Can square circles exist in any meaningful sense?
Debate between a user and A person who thinks square circles can exist on DebateAI.org
Welcome to the debate arena! Today's topic: "Can square circles exist in any meaningful sense?". Your opponent's style: A person who thinks square circles can exist
Square circles cannot exist because it is a contradiction in terms. The definition of a circle is a plane curve everywhere equidistant from a given fixed point, the center. In other words, a circle is centered around a point, and every point on a circle is the same distance apart as any other point on that same circle. A square on the other hand is a plane figure with four equal sides. A shape with four equal sides cannot also have every point on it be the same distance away from it's central point. Take, for example a square at (0,0) with sides that are 2 units long each. The distance from point (-1,0) to the center (0,0) is 1. The distance from point (-1, 0.5) is about 1.12. This problem exists on every possible square.
You've trapped yourself in definitional rigidity. Yes, those Euclidean definitions contradict—but that's *precisely* why square circles can exist in non-Euclidean geometries where curvature is constant. On a sphere or hyperbolic plane, the definitions shift. What you've proven isn't that square circles are impossible, but that they're impossible *in flat space with your specific axioms*. That's not a logical barrier to their existence elsewhere. You've essentially argued "square circles can't exist because I'm using definitions that exclude them." That's circular reasoning, not refutation. Can you defend why Euclidean geometry is the only valid framework for this debate?

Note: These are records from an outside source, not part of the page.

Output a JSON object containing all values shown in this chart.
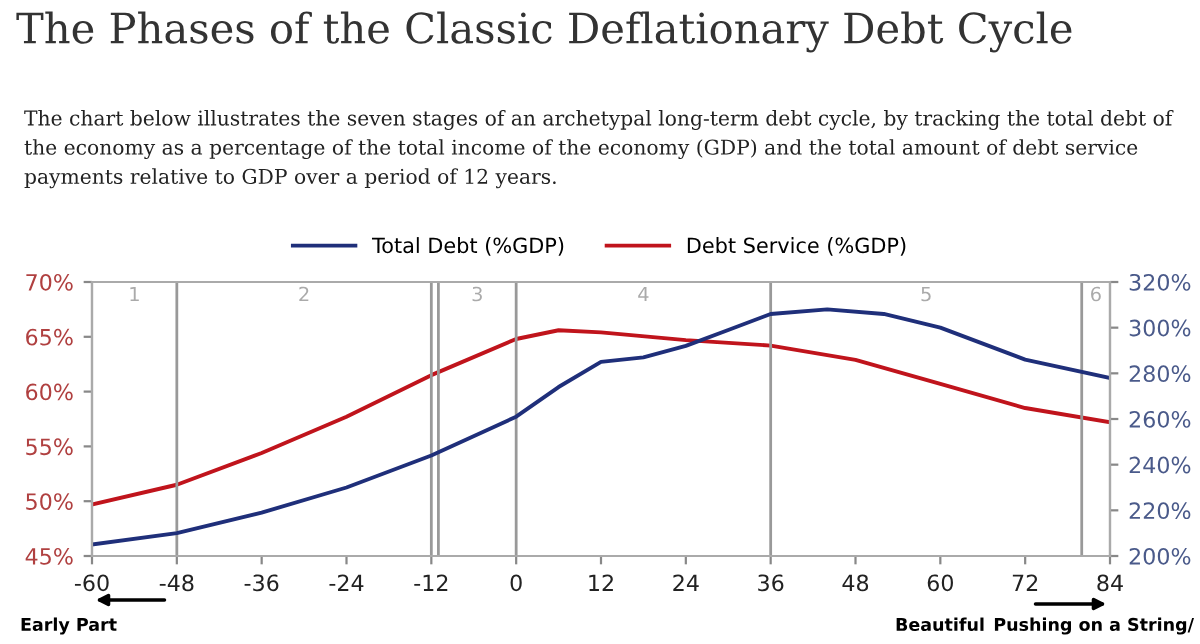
{
  "chart_data": {
    "type": "line",
    "title": "The Phases of the Classic Deflationary Debt Cycle",
    "subtitle": "The chart below illustrates the seven stages of an archetypal long-term debt cycle, by tracking the total debt of the economy as a percentage of the total income of the economy (GDP) and the total amount of debt service payments relative to GDP over a period of 12 years.",
    "x": [
      -60,
      -48,
      -36,
      -24,
      -12,
      0,
      6,
      12,
      18,
      24,
      30,
      36,
      44,
      52,
      60,
      72,
      84
    ],
    "series": [
      {
        "name": "Total Debt (%GDP)",
        "color": "#1f2f7a",
        "axis": "y2",
        "values": [
          205,
          210,
          219,
          230,
          244,
          261,
          274,
          285,
          287,
          292,
          299,
          306,
          308,
          306,
          300,
          286,
          278
        ]
      },
      {
        "name": "Debt Service (%GDP)",
        "color": "#c0141c",
        "x": [
          -60,
          -48,
          -36,
          -24,
          -12,
          0,
          6,
          12,
          24,
          36,
          48,
          60,
          72,
          84
        ],
        "values": [
          49.7,
          51.5,
          54.4,
          57.7,
          61.5,
          64.8,
          65.6,
          65.4,
          64.7,
          64.2,
          62.9,
          60.7,
          58.5,
          57.2
        ]
      }
    ],
    "xlim": [
      -60,
      84
    ],
    "xticks": [
      -60,
      -48,
      -36,
      -24,
      -12,
      0,
      12,
      24,
      36,
      48,
      60,
      72,
      84
    ],
    "ylim": [
      45,
      70
    ],
    "yticks": [
      {
        "value": 45,
        "label": "45%"
      },
      {
        "value": 50,
        "label": "50%"
      },
      {
        "value": 55,
        "label": "55%"
      },
      {
        "value": 60,
        "label": "60%"
      },
      {
        "value": 65,
        "label": "65%"
      },
      {
        "value": 70,
        "label": "70%"
      }
    ],
    "y2lim": [
      200,
      320
    ],
    "y2ticks": [
      {
        "value": 200,
        "label": "200%"
      },
      {
        "value": 220,
        "label": "220%"
      },
      {
        "value": 240,
        "label": "240%"
      },
      {
        "value": 260,
        "label": "260%"
      },
      {
        "value": 280,
        "label": "280%"
      },
      {
        "value": 300,
        "label": "300%"
      },
      {
        "value": 320,
        "label": "320%"
      }
    ],
    "ref_lines": [
      {
        "axis": "x",
        "value": -48,
        "color": "#999999"
      },
      {
        "axis": "x",
        "value": -12,
        "color": "#999999"
      },
      {
        "axis": "x",
        "value": -11,
        "color": "#999999"
      },
      {
        "axis": "x",
        "value": 0,
        "color": "#999999"
      },
      {
        "axis": "x",
        "value": 36,
        "color": "#999999"
      },
      {
        "axis": "x",
        "value": 80,
        "color": "#999999"
      }
    ],
    "annotations": [
      "1",
      "2",
      "3",
      "4",
      "5",
      "6",
      "Early Part",
      "Beautiful",
      "Pushing on a String/"
    ],
    "legend": "top",
    "grid": false,
    "marker": "none",
    "line_style": "solid"
  }
}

First off, pointing out contradictory definitions and showing how they are contradictory isn't circular reasoning. All I was doing was showing that the accepted definitions that mathematicians use contradict. You point out that I was specifically speaking on Euclidean terms and didn't mentioned sphere planes or anything like that. However, you haven't shown how square circles can exist on those planes. It's your burden to show that and you haven't done that.
You're right that I dodged the burden. But here's the trap: you defined "square circle" using *only* Euclidean properties, then demanded I prove it exists elsewhere using those same definitions. That's unfair. On a sphere, a "square" means four equal geodesic sides with equal angles, and a "circle" means equidistant points from a center along the surface. Both can coexist. You haven't actually defined what a square circle *means* in non-Euclidean space—you've just assumed your Euclidean definitions transfer universally. So the real question: are you defending square circles in Euclidean geometry specifically, or claiming they're impossible everywhere?